Table of Contents
Advances in Andrology
Volume 2014 (2014), Article ID 748352, 9 pages
http://dx.doi.org/10.1155/2014/748352
Review Article

Looking beyond Androgen Receptor Signaling in the Treatment of Advanced Prostate Cancer

1Department of Molecular and Cellular Biochemistry and the Comprehensive Cancer Center, The Ohio State University College of Medicine, Columbus, OH 43210, USA
2Ohio State Biochemistry Graduate Program, The Ohio State University, Columbus, OH 43210, USA

Received 19 January 2014; Accepted 17 March 2014; Published 10 April 2014

Academic Editor: Wen-Chin Huang

Copyright © 2014 Benjamin Sunkel and Qianben Wang.

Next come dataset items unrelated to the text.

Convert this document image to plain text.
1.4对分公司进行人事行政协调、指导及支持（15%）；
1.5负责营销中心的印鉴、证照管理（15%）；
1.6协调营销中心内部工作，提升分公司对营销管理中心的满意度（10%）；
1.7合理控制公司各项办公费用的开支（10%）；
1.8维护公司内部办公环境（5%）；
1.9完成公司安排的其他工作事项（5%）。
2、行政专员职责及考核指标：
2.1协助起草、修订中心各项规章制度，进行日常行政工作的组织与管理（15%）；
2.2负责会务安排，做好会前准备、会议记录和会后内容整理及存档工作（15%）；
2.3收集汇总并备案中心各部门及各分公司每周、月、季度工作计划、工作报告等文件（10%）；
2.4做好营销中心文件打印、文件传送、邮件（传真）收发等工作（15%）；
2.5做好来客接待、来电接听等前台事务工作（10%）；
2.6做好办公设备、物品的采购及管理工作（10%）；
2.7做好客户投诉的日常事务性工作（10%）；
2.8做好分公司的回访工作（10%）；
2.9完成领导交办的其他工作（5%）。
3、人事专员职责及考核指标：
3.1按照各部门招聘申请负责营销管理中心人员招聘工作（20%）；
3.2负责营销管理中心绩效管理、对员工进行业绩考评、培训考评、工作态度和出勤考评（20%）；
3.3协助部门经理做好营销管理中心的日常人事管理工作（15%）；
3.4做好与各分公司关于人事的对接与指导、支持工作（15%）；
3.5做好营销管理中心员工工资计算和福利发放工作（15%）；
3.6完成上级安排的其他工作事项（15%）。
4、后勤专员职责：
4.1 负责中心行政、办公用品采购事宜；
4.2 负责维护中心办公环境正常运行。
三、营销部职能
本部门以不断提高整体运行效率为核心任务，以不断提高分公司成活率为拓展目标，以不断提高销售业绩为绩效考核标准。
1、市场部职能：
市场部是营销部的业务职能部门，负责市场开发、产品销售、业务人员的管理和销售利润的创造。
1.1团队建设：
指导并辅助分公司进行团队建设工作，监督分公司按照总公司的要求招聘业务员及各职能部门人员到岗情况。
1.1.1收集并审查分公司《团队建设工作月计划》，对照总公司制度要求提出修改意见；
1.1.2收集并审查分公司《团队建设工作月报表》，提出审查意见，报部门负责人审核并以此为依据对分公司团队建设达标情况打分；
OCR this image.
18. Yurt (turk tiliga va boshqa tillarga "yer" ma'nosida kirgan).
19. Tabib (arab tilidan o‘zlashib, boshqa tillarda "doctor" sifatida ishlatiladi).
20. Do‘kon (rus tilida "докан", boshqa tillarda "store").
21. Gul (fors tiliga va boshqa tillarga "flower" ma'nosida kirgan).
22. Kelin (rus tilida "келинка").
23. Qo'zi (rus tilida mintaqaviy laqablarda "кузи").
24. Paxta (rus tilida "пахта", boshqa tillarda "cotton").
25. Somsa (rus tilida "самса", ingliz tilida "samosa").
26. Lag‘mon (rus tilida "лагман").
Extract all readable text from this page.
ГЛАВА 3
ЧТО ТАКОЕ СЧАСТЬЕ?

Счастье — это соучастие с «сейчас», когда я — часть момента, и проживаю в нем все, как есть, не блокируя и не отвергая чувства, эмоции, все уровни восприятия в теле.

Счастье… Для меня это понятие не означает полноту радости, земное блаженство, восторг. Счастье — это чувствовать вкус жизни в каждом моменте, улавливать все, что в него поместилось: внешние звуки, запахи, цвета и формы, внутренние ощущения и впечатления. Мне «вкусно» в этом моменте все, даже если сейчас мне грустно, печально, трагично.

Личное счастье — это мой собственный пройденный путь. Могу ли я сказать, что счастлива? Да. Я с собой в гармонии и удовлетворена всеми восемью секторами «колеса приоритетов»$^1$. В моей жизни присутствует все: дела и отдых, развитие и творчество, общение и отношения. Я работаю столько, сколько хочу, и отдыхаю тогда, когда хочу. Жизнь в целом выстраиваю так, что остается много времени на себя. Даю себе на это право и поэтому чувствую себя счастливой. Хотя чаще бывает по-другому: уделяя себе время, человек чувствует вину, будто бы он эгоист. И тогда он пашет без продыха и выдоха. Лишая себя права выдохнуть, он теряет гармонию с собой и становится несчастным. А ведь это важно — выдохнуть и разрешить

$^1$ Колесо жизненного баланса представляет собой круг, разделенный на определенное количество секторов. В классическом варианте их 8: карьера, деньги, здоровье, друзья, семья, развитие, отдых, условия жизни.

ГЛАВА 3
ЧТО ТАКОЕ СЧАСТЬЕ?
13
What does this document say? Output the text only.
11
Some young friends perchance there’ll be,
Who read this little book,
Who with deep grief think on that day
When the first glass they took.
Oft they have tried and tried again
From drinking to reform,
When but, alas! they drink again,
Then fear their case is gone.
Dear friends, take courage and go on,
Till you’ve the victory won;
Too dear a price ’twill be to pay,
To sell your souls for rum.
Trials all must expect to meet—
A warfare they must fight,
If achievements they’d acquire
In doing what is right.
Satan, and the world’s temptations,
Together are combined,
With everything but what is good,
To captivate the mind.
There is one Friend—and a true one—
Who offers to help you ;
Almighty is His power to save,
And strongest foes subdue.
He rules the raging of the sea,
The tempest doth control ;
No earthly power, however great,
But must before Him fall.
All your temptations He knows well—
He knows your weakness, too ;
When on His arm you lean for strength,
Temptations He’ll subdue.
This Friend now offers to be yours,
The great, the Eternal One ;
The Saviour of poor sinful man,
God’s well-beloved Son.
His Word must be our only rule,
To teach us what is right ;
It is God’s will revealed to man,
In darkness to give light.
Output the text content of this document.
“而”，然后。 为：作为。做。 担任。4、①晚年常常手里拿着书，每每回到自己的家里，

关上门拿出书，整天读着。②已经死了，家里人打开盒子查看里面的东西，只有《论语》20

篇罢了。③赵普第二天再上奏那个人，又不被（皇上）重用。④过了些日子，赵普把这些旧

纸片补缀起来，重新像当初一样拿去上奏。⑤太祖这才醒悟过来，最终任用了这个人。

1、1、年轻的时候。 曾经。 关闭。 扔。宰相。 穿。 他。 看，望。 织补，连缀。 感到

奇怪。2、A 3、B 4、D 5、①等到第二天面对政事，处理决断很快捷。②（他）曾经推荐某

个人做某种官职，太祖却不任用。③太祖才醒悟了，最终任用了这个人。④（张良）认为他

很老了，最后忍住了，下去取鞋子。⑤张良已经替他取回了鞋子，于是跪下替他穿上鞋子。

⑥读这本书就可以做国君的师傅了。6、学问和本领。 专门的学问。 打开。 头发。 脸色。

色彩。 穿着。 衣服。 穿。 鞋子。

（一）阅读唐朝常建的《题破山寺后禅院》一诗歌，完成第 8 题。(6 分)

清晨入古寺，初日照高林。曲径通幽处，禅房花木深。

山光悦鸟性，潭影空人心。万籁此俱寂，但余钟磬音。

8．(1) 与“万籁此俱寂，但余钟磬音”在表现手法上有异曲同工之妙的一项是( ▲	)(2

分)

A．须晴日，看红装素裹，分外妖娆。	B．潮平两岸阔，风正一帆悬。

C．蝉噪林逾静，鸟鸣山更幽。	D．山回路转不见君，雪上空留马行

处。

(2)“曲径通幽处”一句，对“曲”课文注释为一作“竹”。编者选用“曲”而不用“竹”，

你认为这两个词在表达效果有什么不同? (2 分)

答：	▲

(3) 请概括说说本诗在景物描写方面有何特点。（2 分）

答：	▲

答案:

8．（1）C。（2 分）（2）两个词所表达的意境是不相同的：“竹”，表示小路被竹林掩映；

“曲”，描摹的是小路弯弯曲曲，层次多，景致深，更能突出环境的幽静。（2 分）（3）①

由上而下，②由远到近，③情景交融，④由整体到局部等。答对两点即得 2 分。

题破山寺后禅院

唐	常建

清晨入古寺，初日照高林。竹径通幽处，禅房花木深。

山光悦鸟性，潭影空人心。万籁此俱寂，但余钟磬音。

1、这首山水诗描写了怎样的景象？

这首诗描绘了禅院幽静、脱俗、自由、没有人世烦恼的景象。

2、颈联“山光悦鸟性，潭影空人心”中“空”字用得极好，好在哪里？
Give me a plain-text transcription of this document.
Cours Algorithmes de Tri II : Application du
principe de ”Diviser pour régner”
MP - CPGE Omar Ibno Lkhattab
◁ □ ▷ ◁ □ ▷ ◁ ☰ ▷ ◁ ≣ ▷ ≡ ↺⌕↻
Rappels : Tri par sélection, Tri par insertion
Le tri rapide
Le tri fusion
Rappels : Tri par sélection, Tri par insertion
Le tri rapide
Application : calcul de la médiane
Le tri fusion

This is an open access article distributed under the Creative Commons Attribution License, which permits unrestricted use, distribution, and reproduction in any medium, provided the original work is properly cited.

Abstract

This review will provide a description of recent efforts in our laboratory contributing to a general goal of identifying critical determinants of prostate cancer growth in both androgen-dependent and -independent contexts. Important outcomes to date have indicated that the sustained activation of AR transcriptional activity in castration-resistant prostate cancer (CRPC) cells results in a gene expression profile separate from the androgen-responsive profile of androgen-dependent prostate cancer (ADPC) cells. Contributing to this reprogramming is enhanced FoxA1 recruitment of AR to G2/M phase target gene loci and the enhanced chromatin looping of CRPC-specific gene regulatory elements facilitated by PI3K/Akt-phosphorylated MED1. We have also observed a role for FoxA1 beyond AR signaling in driving G1/S phase cell cycle progression that relies on interactions with novel collaborators MYBL2 and CREB1. Finally, we describe an in-depth mechanism of GATA2-mediated androgen-responsive gene expression in both ADPC and CRPC cells. Altogether these efforts provide evidence to support the development of novel prostate cancer therapeutics that address downstream targets of AR activity as well as AR-independent drivers of disease-relevant transcription programs.